ÖZET : Olayların gelişiminden şikayet dilekçesindeki samimi anlatımlarından, ve erkek arkadaşları tarafından iş çıkışında davacı işçinin tartaklanması olgusunu bizzat davacının dahi kabul ediyor bulunması ve işveren vekilince işyerinde tutulan zabıt ve soruşturma tutanakları bu maksatla birimler arasında yapılan yazışmalardan disiplin kurulu değerlendirmesinin isabetli bulunduğu kanısına varılmaktadır. Davacı ve davalı tanıklarının görgüye dayalı bilgileri bulunmamakta olup bilgileri tespit ve tahminlere dayanmaktadır. Tümü birlikte değerlendirildiğinde davacının da sarkıntılıkta bulunduğu iddia olunan F. adlı işçinin de aynı işyerinde çalışan nişanlılarının bulunduğu, davacının önceden T. Bostanlı şubesinde çalışmakta iken bir bayan işçinin eşi ile kavga edip Bahçelievler şubesine gönderildiği, iş hayatında başarılı olsa da amirleri tarafından artık bu şubede çalışmasının uygun bulunmayacağı yolunda görüş bildirildiği ve şikayet olayından sonra savunma alındığında kusurlu bulunarak iş aktinin 17/2'ye göre feshedildiği görülmektedir. Nişanlı olan genç bir kızın ciddi manada ve kabul edemeyeceği derecede sıkıntılarının bulunduğu ve idareye başvurup, sarkıntılık hatta tehdide varan ve bir süre temadi eden cinsel taciz iddiasında samimi olduğu yolunda kanaat hasıl oluşmuştur. Taciz eylemlerinin gerçek olduğu sonucuna varılarak, işverence disiplin kuruluna sevk edilen davacı, savunmasında dahi maddi olayı kabul etmiş olduğundan kusurlu bulunarak iş akti haklı olarak feshedilmiştir. Bu nedenle ihbar ve kıdem tazminatı talebinin reddi yerine kabulü hatalıdır.
DAVA : Davacı, ihbar ve kıdem tazminatı, izin ücreti ile kötüniyet ve manevi tazminatın ödetilmesine karar verilmesini istemiştir.

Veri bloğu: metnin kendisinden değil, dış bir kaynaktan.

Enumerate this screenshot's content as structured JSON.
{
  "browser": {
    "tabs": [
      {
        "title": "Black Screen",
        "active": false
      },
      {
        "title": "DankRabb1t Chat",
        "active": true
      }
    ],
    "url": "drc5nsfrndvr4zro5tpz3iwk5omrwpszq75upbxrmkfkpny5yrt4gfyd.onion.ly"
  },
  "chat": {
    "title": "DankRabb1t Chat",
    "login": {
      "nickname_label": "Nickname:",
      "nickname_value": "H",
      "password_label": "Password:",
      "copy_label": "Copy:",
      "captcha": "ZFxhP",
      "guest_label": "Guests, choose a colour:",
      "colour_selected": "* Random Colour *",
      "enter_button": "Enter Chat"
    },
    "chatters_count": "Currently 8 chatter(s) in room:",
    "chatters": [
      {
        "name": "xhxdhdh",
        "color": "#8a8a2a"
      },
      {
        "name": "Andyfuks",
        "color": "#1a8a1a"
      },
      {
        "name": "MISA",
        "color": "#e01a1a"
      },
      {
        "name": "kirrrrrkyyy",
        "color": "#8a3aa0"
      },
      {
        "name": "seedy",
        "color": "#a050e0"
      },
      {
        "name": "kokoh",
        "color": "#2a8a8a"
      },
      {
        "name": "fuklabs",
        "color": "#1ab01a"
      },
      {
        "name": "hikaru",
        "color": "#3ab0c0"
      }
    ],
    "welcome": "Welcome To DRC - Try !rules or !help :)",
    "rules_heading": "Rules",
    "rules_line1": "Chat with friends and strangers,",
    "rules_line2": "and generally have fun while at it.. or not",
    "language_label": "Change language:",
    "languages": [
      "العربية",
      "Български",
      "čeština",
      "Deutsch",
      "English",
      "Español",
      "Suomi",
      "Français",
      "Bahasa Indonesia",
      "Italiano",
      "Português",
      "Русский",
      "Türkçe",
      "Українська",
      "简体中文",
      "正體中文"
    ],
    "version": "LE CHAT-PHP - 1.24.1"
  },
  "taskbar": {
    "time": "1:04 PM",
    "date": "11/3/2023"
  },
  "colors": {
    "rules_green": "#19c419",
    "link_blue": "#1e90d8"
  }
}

Yerel mahkeme, isteği kısmen hüküm altına almıştır.
Hüküm süresi içinde taraflar avukatlarınca temyiz edilmiş olmakla dosya incelendi, gereği konuşulup düşünüldü:
KARAR : 1. Dosyadaki yazılara toplanan delillerle kararın dayandığı kanuni gerektirici sebeplere göre, davalının aşağıdaki bendin kapsamı dışında kalan temyiz itirazları yerinde değildir.
2. Davacı, davalı şirket işyerinde 1.6.1996 tarihinden itibaren belirsiz süreli hizmet akti ile satış elemanı olarak çalışmakta iken 2.1.2001 tarih ve 270 yevmiye nolu noter tasdikli ihtarname ile hizmet aktinin 1475 sayılı yasanın 17/2. göre feshedildiği, feshe, aynı işyerinde çalışan bir bayan işçinin yersiz şikayetinin neden olduğunu ve feshin haksız olduğunu, çalışılan süreye ilişkin kıdem, ihbar, yıllık izin, kötüniyet ve manevi tazminata hükmedilmesini talep etmiştir.

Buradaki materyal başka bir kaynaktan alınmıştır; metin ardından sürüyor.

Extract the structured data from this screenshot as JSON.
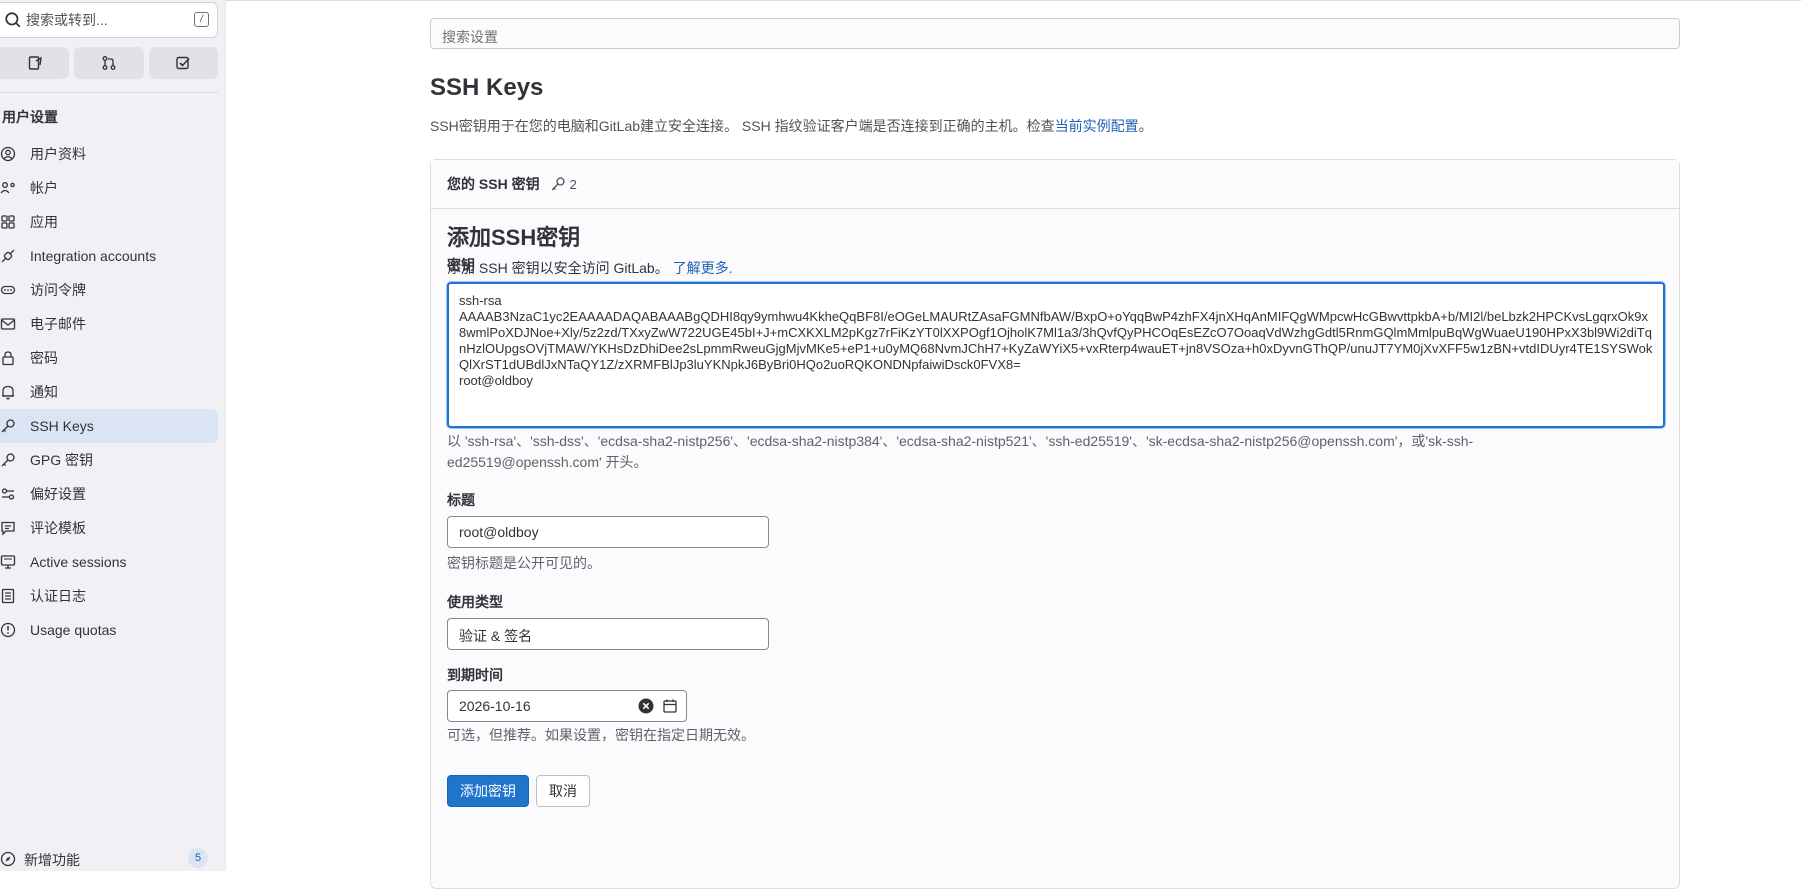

Davalı, işveren cevap dilekçesinde alt iş ilişkilerinin bulunduğu E. Kozmetik firmasına ait reyonda promosyon görevlisi olarak çalışan bayan elemana sözle ve elle cinsel tacizde bulunan davacının iş aktine disiplin kurulunun aldığı karar gereğince haklı nedenle son verildiğinden kıdem ve ihbar tazminatı verilemeyeceğine diğer istekler için ise hak kazanamadığını belirtmiştir.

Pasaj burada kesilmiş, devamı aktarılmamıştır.